We want to flood Alberta with ideas: new ideas, challenging ideas, intelligent ideas.  This isn't about a winner, and the fully developed schemes will not be built – well, they could be, but it won't be up to us to do this. 

However, we do sense that there is a paucity of urban thinking about topics which are socially, economically, infrastructurally and environmentally problematic.  Whatever one thinks about the oil sands, they are not going to go away. We want to turn our intelligence, as designers, to this vastly complex project. And, to disseminate our ideas so widely that they become part of the working vocabulary of oil sands urban development.

Three immediate solutions propose themselves— 

1.  Dubai will be built in northern Alberta, we should sign up Zaha now.

2.  the status quo will be maintained: work camps and a transient workforce.

3.  some kind of 21st century ecology will develop.  What will this be?

This will be a three stage project:

1.  outline the urban, social, architectural and environmental issues that will act as the framework for the project.  There is a $25 entry fee for this stage.  TO REGISTER, CLICK HERE TO GO TO THE REGISTRATION FORM    All entries will be published on this website.
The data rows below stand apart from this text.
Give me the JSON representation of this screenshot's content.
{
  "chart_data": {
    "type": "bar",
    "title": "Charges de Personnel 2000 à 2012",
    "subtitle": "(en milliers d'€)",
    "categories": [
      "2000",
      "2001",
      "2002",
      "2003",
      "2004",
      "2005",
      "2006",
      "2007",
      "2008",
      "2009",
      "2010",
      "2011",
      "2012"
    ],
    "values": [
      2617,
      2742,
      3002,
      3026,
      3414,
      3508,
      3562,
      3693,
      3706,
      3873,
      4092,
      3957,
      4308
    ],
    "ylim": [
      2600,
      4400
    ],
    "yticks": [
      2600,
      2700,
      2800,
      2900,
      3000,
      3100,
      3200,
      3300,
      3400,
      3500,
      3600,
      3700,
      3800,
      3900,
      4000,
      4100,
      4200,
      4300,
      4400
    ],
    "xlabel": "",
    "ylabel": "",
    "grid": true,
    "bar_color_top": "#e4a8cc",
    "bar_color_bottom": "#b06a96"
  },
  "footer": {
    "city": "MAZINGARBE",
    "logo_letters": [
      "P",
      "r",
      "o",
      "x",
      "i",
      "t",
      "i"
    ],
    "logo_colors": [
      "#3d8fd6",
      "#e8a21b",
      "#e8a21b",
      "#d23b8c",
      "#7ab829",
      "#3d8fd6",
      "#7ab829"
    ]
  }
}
2.  propose a town project.  This consists of 2 boards that list the issues, and show the material and architectural responses to these issues.

Each one of these projects will be published on this website and will be part of an exhibition.

3.  these proposals will be further developed: each strategy which will consist of a built model and a very convincing explanation — could be a video, a photo gallery, an installation, a performance.   

 These strategies will be published in as many venues as possible.